Why is asthma increasing among children?
Asthma is on the rise, especially among children. The Centers for Disease Control (CDC) reported a prevalence of asthma in children of 3.6% in 1980; by 2003 this had risen to 5.8%, which represents a 60% rise in the number of cases. The numbers are going up in adults, too, but they are most dramatic in children. From my perspective in the PICU, there is no question that this problem is increasing; we are seeing more and more children with the sort of severe asthma attacks that land them in the PICU.
Asthma is really a clinical syndrome more than a specific disease. By that I mean it represents a tendency of a child’s lungs to respond to a variety of triggers — things like allergies, tobacco smoke, and simple viral colds — in a characteristic way. This response is constriction of the smaller airways of the lungs, increased mucous in the airways, and inflammation around the airways. The result is difficulty breathing, mostly manifested by difficulty getting air out of the lungs. Trouble getting air out with each breath causes a child to have the characteristic wheezing sound asthma produces. Besides wheezing, a severe attack causes the child to have difficulty getting enough oxygen into the bloodstream.
What’s happening? Is it just that we’re noticing (and labeling with asthma) more children these days, or does this represent a real increase in the disease? The experts all agree that these numbers indicate a real increase, not some kind of artifact. They point to several possible culprits. Since many asthmatics react to environmental triggers, a decline in air quality is a leading candidate. In fact, various studies have shown that children living in dense, urban environments, especially near busy traffic areas, have a higer risk of asthma. Body weight also contributes to asthma, and the steady rise in childhood obesity likely contributes, too. The fact that “asthma” is probably not just one thing makes it all that more difficult to figure out what is causing this slow-rolling epidemic.

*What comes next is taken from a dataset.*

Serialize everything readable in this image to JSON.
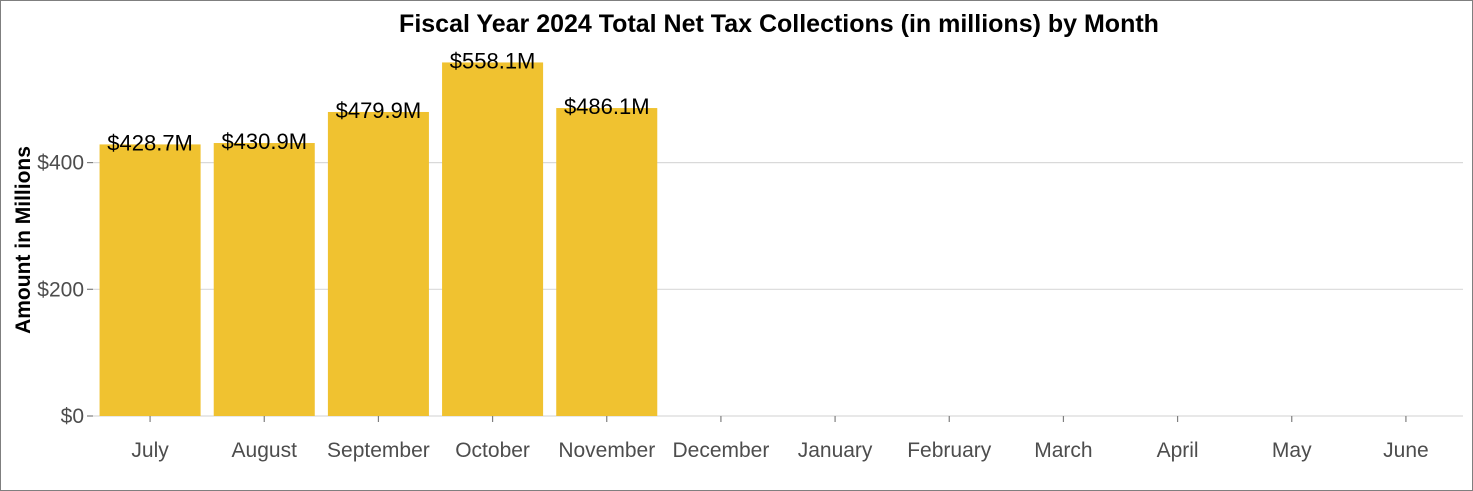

The good news is that, even though the number of children with asthma is on the rise, the therapies we have now are much more effective than those of thirty years ago, so the number of severe complications from asthma is actually decreasing.
You can get reliable information about asthma here, at the site of the National Heart, Lung, and Blood Institute, and here.
Asthma education plays a key role in helping you deal with both the condition of asthma and its effects. There is much you can do for yourself, both in terms of avoiding possible trigger factors and in keeping the body in a relaxed and calm state.